Repeat for several years and then you might have some idea of what stamina truly is!
4. “He looks tired”
Tired! Does he?! The last time I slept was the year before that contestant was born!!
As you can tell, sleep has become a source of great torture and frustration in our house since 2008 and the arrival of our first son (Who, by the way, did not sleep through the night until he was 5!)
I realised the other day that my husband and I do 17 hour days at the moment with nights of broken sleep. And I mean EVERY night, not just occasionally.
We also both work and sometimes I fear for the safety of the public when we are out and about. Neither of us really know what is going on in the world around us, we hardly know what day it is or who we are!
However, we have come to accept that for now (and possibly for at least another 4 years) sleep is not going to be a priority, and so we carry on out merry little lives exhausted and occasionally hallucinating! And it’s not just us, this is the case for millions of parents all over the world. So Ninja Warrior let me tell you, you are NOT tired you are not even close to tired!
To be the Ninja Warrior UK champion the contestant must have great agility and dexterity in order to negotiate the spinning log, swing across the curtain slider and make it to “the wall”. ITV describe it as the “toughest obstacle course”. Pah!
Well I beg to differ, I and millions of mothers like me have to employ these very same skills on a nightly basis in the dark in order to get the sleeping baby from downstairs where he’s had milk time back to his bed.
The first task is for the mother to manoeuvre herself very slowly from the sofa without spilling any remaining milk from the bottle or leaning on the remote control and accidentally turning on the TV!
By the light of her mobile phone next she makes her way across the minefield that is the living room floor, where any number of toys could cause her to trip and random pieces of Lego could cause a swear word to pass her lips, thus waking the baby and leading to an epic failure.
Once safely across the room there is an obstacle in my house that others may not face, there is a door at the bottom of the stairs which has the noisiest door handle have ever heard! Carrying the baby in one arm and holding the phone the door handle must be turned with precision in order to minimise the noise. This is a task that requires great skill and patience.
Through the door and onto the stairs of creaks. The mother must now venture up the stairs remembering where each creaky floor board is and avoiding these at all costs. At the top of the stairs she must climb gracefully over the stairgate without banging the wall or dropping the baby! She must not make a sound in case she wakes the sleeping toddler who will in turn wake the baby and again there is the potential for an epic fail.

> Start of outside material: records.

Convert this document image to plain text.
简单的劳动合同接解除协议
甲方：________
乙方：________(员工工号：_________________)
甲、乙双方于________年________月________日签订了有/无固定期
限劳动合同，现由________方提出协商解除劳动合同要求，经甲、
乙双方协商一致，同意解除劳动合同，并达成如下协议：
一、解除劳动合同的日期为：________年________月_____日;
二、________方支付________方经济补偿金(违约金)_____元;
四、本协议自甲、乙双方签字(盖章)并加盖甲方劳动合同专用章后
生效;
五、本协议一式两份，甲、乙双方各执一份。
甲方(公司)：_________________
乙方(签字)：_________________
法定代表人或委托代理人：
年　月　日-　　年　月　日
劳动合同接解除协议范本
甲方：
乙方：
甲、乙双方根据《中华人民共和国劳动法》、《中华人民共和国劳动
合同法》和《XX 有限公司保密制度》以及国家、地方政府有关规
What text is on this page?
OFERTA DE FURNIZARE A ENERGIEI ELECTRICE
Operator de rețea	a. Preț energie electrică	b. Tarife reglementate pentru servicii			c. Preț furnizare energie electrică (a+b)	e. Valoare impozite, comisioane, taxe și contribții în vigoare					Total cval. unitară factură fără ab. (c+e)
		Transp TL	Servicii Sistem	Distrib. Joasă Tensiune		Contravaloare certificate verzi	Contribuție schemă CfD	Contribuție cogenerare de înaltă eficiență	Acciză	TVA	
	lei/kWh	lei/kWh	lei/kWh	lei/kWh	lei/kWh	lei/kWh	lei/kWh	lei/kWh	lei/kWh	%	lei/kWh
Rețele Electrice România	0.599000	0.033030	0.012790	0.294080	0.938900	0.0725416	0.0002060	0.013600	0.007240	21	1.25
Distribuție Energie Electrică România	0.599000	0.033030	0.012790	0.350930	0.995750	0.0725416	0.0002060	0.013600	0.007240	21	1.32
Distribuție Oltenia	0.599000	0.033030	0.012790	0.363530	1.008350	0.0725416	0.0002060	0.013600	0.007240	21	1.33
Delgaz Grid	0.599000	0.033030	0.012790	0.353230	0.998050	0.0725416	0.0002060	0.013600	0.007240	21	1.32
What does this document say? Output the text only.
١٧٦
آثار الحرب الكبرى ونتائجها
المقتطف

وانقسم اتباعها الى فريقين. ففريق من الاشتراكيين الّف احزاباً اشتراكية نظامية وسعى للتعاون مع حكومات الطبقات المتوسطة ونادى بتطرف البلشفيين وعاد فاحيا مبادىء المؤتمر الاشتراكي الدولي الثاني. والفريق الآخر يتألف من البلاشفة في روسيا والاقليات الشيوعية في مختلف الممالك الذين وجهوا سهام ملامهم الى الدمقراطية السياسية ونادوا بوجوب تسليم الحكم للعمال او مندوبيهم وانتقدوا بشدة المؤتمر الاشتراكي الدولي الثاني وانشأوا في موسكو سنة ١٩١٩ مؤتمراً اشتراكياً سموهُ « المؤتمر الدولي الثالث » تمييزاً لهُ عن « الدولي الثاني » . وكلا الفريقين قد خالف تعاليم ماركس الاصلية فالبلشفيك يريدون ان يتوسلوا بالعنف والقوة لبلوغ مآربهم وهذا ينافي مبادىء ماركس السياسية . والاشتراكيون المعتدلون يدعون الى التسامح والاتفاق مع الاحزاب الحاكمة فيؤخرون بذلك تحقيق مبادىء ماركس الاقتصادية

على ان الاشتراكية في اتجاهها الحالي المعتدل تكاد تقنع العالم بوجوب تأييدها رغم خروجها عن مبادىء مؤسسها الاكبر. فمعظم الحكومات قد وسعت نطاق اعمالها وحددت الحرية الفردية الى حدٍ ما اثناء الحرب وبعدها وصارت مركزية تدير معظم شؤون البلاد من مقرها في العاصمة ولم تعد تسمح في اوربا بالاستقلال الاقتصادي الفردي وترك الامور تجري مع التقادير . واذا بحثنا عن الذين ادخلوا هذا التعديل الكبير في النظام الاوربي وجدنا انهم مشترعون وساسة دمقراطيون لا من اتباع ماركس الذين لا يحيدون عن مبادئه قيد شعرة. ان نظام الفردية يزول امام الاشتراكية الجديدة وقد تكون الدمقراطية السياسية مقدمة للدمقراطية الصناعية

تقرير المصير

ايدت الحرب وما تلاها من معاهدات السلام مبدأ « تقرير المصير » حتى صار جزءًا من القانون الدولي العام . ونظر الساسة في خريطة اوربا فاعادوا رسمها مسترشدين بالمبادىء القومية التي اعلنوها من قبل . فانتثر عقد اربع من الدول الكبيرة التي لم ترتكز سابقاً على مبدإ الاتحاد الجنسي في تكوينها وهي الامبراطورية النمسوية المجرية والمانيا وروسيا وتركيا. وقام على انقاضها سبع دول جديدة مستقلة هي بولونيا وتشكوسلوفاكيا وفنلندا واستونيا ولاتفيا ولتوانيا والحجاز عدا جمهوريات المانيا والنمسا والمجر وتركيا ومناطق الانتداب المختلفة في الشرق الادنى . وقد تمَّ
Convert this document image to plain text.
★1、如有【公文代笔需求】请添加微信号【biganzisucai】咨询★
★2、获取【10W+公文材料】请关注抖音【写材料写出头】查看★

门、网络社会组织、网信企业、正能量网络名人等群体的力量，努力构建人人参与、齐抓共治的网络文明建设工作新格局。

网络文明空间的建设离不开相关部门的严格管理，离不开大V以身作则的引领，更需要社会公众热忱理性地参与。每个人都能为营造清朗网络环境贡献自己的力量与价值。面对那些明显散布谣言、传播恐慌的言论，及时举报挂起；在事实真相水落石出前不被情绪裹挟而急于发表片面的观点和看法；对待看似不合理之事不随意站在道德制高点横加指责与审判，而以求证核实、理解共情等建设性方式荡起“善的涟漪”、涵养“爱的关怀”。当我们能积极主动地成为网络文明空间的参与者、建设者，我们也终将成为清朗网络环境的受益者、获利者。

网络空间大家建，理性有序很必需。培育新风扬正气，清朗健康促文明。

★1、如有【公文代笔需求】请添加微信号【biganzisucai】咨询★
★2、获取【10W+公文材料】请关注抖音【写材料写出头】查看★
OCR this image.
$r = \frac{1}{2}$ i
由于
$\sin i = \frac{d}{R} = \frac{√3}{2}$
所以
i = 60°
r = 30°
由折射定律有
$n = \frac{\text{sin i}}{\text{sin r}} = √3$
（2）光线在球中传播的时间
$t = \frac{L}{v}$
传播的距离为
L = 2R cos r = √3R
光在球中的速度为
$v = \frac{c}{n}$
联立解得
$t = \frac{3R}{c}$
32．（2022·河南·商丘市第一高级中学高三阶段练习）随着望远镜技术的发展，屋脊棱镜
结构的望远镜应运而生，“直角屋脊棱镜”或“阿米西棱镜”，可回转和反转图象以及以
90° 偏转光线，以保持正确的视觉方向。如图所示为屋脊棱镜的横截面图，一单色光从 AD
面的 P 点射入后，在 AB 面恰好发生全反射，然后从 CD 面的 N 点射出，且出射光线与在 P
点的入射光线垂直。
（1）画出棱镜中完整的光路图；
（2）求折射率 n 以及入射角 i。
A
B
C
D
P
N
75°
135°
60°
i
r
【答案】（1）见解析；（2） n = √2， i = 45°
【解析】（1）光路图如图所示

She is now almost there, she can see the baby’s bedroom before her. Tiptoeing the last few steps she sneaks into his warm cosy bedroom and gently lays him down before silently backing out of the room and slipping into her own bed!
Wooooooooo! She’s done it!! (Don’t cheer, you’ll wake the baby!) She’s completed the toughest obstacle course known to man. And now to sleep for 10 minutes before someone else decides to wake her up!
So there you have it, these are my five reasons. The mental resolve of mothers (and fathers) to carry on day in and day out, to do all of this and so much more, in my eyes, makes every mum (and dad) tougher than any Ninja Warrior.